During the Southwest check-in process, in lieu of a seat number, you’re given a boarding number. There are three boarding groups, A, B, and C, and boarding positions 1-60 for each group. Unless you’re a frequent flyer who qualifies for an upgrade, or you decide to purchase an upgrade, it’s quite likely that you’re going to end up in the B boarding group, between positions 15 and 30.
Unfortunately, this was not my experience on the trip in question. It was worse than that. Even though I’d checked in around 23 hours and 45 minutes before my flight, the confirmation screen on my Southwest app held bad news. “C14,” it said. I was middle of the pack in the final boarding group for a multi-hour flight—and too late to purchase an upgrade.
On the day of my flight, I arrived at the airport with plenty of time to spare—better early than stressed. I quickly found my gate and took a seat, while I waited for the boarding process to begin. When it was time to board, the flight attendant’s instructions over the loudspeaker were very clear. Only those holding a pass for the current boarding group should stand and take their places in line. Holding C14, my turn would come after 80% of the passengers had boarded.
“C boarding groups, numbers 1 through 30, please line up for boarding,” said the voice over the speaker. It was finally my turn. I took my place in line, worked my way to the flight attendant manning the gate, scanned my app, and walked down the jetway toward the plane. As I entered the cabin, a quick scan confirmed my fear—all of the window and aisle seats were full. For this flight, it would be a center seat for me. A friendly flight attendant greeted us in a voice that was almost syrupy-sweet, “We’d like to welcome our “C” boarding group to the cabin—and as we say here at Southwest, ’C is for center,’ so please select a seat and we’ll be underway.”
As I surveyed the cabin for seats, I quickly learned that my low boarding position meant that I was persona non-grata. Seated passengers were hoping to avoid center-seat occupancy in the pursuit of more elbow room, so eye-contact with them became non-existent. Instead, I received horrified, darting glances as I walked toward their row. I’d received my own version of a scarlet letter. In this case, it was a big, red, “C”. When I finally selected a seat, I almost felt obligated to apologize to the passengers on either side. My choice had marked them as losers in the seating lottery that is synonymous with the Southwest experience. I stowed my bag under the seat and paused to reflect on what I’d just experienced.

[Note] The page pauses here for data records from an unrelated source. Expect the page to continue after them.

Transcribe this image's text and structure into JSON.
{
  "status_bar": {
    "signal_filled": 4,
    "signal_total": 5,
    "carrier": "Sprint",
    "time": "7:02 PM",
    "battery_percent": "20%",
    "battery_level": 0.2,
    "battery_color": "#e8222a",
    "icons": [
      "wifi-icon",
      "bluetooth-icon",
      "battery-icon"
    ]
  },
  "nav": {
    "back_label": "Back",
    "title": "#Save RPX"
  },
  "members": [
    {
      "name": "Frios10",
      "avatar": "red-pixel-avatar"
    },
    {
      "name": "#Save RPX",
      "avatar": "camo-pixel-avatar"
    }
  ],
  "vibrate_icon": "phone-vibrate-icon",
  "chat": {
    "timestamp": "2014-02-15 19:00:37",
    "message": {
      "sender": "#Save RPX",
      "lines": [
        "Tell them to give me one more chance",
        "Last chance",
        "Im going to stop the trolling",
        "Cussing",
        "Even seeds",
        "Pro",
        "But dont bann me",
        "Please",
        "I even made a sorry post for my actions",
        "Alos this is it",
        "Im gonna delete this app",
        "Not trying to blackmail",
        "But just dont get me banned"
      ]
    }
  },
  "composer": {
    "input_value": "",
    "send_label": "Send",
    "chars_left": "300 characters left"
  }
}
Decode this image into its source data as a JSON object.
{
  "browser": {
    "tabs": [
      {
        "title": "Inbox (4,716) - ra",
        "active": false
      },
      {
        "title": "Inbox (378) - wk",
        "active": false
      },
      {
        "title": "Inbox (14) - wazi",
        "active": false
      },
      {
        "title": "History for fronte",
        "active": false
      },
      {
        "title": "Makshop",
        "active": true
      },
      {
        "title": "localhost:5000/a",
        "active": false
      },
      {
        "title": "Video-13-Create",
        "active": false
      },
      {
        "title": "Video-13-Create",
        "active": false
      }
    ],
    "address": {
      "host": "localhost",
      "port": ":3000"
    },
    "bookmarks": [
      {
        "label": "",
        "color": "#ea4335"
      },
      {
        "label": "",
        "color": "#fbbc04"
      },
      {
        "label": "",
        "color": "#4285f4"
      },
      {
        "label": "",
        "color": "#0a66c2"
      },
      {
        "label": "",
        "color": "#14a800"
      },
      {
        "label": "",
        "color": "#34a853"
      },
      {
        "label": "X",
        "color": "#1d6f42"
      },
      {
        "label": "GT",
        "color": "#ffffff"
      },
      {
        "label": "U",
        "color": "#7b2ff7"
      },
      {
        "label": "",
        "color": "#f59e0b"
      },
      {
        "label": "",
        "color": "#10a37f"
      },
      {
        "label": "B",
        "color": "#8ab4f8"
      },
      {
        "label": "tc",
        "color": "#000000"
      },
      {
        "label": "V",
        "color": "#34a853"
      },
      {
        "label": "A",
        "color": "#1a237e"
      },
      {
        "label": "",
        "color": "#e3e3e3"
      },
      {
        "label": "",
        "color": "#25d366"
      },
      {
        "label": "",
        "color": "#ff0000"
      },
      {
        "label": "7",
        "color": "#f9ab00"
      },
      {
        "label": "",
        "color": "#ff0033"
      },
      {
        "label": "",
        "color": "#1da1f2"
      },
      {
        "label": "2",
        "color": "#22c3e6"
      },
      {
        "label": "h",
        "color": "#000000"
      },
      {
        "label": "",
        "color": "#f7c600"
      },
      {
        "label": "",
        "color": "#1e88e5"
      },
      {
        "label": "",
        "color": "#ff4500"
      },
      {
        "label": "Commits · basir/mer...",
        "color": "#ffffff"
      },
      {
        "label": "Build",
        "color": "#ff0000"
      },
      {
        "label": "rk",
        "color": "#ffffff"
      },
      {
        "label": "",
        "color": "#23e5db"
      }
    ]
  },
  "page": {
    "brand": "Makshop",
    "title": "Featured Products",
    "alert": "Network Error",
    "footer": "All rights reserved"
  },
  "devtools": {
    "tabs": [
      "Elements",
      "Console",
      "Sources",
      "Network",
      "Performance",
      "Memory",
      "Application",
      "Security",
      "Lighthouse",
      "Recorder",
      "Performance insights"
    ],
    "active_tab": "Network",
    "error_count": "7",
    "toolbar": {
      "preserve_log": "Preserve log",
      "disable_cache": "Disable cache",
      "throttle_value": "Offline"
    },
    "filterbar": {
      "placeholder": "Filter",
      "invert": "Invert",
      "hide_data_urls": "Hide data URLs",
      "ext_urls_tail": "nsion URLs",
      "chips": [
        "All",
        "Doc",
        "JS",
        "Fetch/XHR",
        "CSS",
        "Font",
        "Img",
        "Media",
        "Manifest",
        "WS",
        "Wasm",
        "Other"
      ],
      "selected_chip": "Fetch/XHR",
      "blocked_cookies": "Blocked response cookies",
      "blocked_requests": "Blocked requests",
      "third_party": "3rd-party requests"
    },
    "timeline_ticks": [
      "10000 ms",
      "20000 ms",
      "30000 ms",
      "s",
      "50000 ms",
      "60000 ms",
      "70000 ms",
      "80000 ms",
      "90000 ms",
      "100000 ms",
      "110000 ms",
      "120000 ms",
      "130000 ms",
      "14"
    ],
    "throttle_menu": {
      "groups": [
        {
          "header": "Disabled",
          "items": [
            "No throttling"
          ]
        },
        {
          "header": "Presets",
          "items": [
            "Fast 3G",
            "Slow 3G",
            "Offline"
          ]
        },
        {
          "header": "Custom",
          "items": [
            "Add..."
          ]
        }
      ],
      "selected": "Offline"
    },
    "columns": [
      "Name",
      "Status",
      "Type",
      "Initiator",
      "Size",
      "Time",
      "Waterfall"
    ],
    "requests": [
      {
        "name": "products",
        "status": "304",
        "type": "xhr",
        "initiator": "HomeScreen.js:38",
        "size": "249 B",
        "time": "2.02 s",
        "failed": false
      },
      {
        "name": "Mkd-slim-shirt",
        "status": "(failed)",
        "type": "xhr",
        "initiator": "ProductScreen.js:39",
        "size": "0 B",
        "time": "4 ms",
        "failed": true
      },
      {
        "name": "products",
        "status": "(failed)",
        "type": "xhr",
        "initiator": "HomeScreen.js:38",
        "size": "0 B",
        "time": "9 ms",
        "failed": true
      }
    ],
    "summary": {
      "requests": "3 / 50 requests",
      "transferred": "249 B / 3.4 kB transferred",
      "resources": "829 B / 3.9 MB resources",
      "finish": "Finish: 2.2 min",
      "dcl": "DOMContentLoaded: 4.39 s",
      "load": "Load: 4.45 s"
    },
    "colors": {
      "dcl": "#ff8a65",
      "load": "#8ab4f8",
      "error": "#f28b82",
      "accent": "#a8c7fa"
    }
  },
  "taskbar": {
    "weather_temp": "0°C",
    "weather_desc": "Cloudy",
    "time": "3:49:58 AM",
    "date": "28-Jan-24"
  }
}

Obviously, sitting in a center seat of an airplane for a few hours isn’t a life-altering disappointment. At worst, it’s a “first-world” inconvenience. Yet, as a pastor, I couldn’t help but draw a spiritual comparison to the experience. I’m so glad we serve a God who doesn’t see us as persona non-grata. In fact, it’s quite the opposite! Consider 1 Peter 2:9:
“…you are a chosen generation, a royal priesthood, a holy nation, His own special people, that you may proclaim the praises of Him who called you out of darkness into His marvelous light;…” Focus on the words chosen and special. They tell the opposite story of my Southwest experience. God doesn’t simply tolerate us. He isn’t silently thinking, “Please don’t sit here! Please don’t sit here!” No, this verse is a covenant verse, which demonstrates the commitment He has to us and His desire for us to be in relationship with Him.
The next time you feel less than desired, remember your value as defined in 1 Peter 2:9. However, we should also be mindful to “flip the script” if we see someone else who may be feeling undesired. The words in the verse serve as our marching orders in order to “proclaim the praises,” telling others of God’s goodness and reminding them of their chosen, special status in the eyes of our Heavenly Father.